L’expression “il pèse” avec le verbe utilisé en emploi intransitif achève l’idée qu’il ne se définit plus
que par ses moyens financiers.
Kiko recherche dans la consommation de drogue, les plaisirs matériels et le rythme des marchés, des
sensations fortes, une exaltation de son énergie vitale.

Mouvement 3 : la toute puissance de l’énergie sauvage


Les premières phrases nous transportent dans les pensées de Kiko et semblent être un monologue
intérieur, du DIL. La vulgarité ainsi que la dislocation de la phrase concourent à nous présenter le
perso.
“c’est sauvage, les filles adorent, elles peuvent se déhancher sévère”, le lexique de l’intensité nous
donne l’impression que pour avoir l’impression de vivre intensément, les convives cherchent à
atteindre par la musique un état de sauvagerie. Une fois encore, les humains se caractérisent par leur
capacité à perdre leur humanité. // La PdC (banquets orgiaques)
“ ce mec est un génie. il l’adore. Il est comme lui dans son ``bizness". Kiko loue le talent de Vernon et
le considère comme son égal dans son domaine mais il s’empresse ensuite de revenir à lui. Il se
compare à un virtuose alors que ce terme musical devrait être attribué à Vernon.
“pilote de bolide, le bolide c’est son propre corps” : les réifications et les métaphores viennent à
nouveau montrer la vision de lui-même qu’à le perso qui se définit comme une machine dont la
vitesse est incontestable, c’est la figure même de la rapidité.
Le terme se termine sur le lexique des sensations, des synesthésies (correspondances entre les 5
sens) rythmées par une allitération en “s”. Le perso semble enfin porté par l’énergie de la musique et
la satisfaction de lui-même.
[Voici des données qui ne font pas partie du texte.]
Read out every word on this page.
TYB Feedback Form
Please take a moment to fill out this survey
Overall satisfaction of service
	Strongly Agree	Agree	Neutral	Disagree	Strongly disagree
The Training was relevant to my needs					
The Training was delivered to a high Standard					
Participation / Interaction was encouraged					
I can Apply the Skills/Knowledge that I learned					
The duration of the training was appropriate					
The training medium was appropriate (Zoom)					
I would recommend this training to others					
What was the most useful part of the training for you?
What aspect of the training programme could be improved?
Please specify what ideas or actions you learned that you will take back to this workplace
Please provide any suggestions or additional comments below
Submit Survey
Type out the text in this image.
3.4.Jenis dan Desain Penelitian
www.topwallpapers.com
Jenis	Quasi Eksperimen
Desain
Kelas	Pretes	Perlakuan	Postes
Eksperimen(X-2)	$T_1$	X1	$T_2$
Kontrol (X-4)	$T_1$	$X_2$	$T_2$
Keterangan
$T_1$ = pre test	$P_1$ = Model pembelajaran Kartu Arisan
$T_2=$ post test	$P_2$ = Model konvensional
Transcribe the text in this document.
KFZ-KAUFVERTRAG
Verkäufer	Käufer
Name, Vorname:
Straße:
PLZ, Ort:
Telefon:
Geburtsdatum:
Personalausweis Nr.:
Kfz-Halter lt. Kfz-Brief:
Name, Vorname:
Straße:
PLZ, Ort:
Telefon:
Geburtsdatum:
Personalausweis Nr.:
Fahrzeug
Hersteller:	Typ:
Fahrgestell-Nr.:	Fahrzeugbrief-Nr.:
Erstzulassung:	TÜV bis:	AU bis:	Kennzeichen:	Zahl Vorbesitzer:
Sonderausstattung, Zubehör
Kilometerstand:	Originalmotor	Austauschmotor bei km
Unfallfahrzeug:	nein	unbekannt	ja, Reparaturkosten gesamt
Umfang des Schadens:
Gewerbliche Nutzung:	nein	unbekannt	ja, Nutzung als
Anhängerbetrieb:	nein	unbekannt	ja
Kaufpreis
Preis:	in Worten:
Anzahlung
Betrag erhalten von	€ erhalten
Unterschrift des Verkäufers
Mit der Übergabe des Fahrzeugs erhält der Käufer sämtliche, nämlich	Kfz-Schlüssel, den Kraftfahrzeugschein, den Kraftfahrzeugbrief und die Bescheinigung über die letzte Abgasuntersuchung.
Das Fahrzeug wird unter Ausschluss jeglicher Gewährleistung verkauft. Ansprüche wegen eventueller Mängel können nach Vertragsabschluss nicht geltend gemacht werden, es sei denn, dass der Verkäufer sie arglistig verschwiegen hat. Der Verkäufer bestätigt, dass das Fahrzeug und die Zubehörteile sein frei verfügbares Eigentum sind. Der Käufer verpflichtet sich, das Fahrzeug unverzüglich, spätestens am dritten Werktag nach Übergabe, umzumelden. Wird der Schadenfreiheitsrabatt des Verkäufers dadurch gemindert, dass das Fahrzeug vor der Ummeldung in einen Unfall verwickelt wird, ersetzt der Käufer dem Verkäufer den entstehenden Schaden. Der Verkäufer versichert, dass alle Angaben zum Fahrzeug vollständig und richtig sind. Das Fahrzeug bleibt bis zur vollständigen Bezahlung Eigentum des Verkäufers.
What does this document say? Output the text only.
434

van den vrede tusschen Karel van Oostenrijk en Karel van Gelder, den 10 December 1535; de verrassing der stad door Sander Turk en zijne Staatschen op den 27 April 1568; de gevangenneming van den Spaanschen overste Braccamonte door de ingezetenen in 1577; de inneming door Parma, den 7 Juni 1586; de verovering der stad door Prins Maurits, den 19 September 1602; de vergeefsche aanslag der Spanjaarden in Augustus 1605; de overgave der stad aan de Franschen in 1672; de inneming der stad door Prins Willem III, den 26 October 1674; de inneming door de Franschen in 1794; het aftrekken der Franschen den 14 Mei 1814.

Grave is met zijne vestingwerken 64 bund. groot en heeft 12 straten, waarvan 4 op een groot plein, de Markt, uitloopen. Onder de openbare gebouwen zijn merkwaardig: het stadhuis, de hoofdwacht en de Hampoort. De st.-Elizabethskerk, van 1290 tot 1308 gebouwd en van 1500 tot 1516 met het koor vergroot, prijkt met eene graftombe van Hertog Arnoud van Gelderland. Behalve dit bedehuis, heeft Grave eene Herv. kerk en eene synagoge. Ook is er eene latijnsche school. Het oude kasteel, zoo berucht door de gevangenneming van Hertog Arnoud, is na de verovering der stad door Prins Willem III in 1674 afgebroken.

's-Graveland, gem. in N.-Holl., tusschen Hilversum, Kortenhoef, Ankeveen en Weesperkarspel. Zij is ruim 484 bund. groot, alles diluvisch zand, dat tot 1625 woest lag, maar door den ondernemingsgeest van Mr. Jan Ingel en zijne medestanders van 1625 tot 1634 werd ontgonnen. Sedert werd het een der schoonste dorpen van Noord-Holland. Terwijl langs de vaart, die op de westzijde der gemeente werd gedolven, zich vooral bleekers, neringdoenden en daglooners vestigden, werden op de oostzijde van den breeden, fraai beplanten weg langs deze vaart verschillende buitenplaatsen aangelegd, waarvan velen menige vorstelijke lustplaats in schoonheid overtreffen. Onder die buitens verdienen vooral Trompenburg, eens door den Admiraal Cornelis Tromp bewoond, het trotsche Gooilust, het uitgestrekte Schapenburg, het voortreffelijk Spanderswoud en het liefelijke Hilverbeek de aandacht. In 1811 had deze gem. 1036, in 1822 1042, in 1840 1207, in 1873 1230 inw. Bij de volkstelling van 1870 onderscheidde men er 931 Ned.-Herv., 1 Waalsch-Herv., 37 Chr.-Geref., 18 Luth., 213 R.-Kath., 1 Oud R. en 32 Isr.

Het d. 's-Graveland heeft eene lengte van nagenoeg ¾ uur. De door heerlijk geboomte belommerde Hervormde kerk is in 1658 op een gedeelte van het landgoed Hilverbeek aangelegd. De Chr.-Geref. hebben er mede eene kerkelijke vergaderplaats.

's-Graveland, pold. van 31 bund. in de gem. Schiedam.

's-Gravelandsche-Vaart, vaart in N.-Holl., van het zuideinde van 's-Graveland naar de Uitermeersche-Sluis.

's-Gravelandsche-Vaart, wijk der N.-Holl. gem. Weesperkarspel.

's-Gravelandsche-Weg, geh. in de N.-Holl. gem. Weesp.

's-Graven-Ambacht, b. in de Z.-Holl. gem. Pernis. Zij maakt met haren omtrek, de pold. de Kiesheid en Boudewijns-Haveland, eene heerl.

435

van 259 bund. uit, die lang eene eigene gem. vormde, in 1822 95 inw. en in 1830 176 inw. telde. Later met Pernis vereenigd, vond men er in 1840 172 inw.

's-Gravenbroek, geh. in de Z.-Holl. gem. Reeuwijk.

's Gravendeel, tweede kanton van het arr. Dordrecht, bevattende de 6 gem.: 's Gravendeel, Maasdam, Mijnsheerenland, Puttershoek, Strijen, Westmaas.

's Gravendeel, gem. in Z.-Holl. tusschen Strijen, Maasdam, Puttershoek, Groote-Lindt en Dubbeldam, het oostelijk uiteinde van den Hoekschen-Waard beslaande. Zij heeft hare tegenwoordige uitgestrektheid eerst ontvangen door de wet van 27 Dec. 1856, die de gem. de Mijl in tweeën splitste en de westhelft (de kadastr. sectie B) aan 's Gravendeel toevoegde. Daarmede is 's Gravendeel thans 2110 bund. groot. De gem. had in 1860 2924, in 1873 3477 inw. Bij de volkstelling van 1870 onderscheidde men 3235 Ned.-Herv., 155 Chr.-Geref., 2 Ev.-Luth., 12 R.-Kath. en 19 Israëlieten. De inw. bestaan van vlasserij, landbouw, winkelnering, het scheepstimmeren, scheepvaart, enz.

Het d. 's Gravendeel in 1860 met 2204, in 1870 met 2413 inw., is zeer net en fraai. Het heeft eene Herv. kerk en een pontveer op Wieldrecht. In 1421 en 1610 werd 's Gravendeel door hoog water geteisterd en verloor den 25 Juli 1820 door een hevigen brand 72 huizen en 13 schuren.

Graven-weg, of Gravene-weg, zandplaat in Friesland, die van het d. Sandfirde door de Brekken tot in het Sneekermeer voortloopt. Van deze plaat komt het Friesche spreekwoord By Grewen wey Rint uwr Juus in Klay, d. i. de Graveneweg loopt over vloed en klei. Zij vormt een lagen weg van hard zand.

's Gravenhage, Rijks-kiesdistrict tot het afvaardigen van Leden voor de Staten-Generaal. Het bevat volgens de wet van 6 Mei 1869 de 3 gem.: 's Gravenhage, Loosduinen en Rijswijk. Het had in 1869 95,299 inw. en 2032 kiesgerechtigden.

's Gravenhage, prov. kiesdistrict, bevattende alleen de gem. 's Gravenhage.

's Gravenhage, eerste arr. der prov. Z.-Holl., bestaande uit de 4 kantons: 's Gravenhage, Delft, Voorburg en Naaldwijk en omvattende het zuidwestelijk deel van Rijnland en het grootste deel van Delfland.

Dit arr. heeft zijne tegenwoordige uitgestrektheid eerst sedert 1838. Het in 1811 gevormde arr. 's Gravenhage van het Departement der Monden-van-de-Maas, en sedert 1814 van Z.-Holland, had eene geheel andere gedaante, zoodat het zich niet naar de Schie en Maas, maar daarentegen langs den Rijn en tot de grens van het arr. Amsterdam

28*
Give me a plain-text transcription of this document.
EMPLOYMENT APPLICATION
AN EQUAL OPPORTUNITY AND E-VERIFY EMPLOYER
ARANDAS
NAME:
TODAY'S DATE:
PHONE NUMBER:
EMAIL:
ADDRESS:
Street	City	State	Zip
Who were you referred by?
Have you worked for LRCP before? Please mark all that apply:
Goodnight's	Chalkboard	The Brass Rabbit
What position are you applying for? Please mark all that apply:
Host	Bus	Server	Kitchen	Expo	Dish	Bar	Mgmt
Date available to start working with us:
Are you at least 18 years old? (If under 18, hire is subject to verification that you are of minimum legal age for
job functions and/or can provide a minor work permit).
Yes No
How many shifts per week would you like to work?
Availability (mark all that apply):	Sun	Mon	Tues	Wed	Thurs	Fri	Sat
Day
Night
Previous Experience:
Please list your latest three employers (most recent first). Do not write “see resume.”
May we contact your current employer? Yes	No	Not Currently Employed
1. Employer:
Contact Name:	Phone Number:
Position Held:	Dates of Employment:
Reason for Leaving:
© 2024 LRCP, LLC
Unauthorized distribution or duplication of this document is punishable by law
Le rythme de la phrase reproduit le rythme de la musique électronique.
Kiko jouit de l’énergie sauvage de la musique et de la puissance des sensations
CCL
Ce monologue intérieur révèle et incarne la démesure de l’Homme moderne, cherchant à dépasser
les limites et se complaisant dans ce monde duquel la lenteur a été annihilée. La conséquence est un
narcissique extrême et l’impression de solitude qui en découle pour le lecteur. Nous sommes à
rebours de la pensée d’auteurs comme Paul Morand qui dans Eloge du Repos anticipait déjà cette
dégradation de l’Homme et du monde. L’énergie qui se dégage de l’Homme et du monde donne le
vertige au lecteur qui anticipe la chute à venir des perso.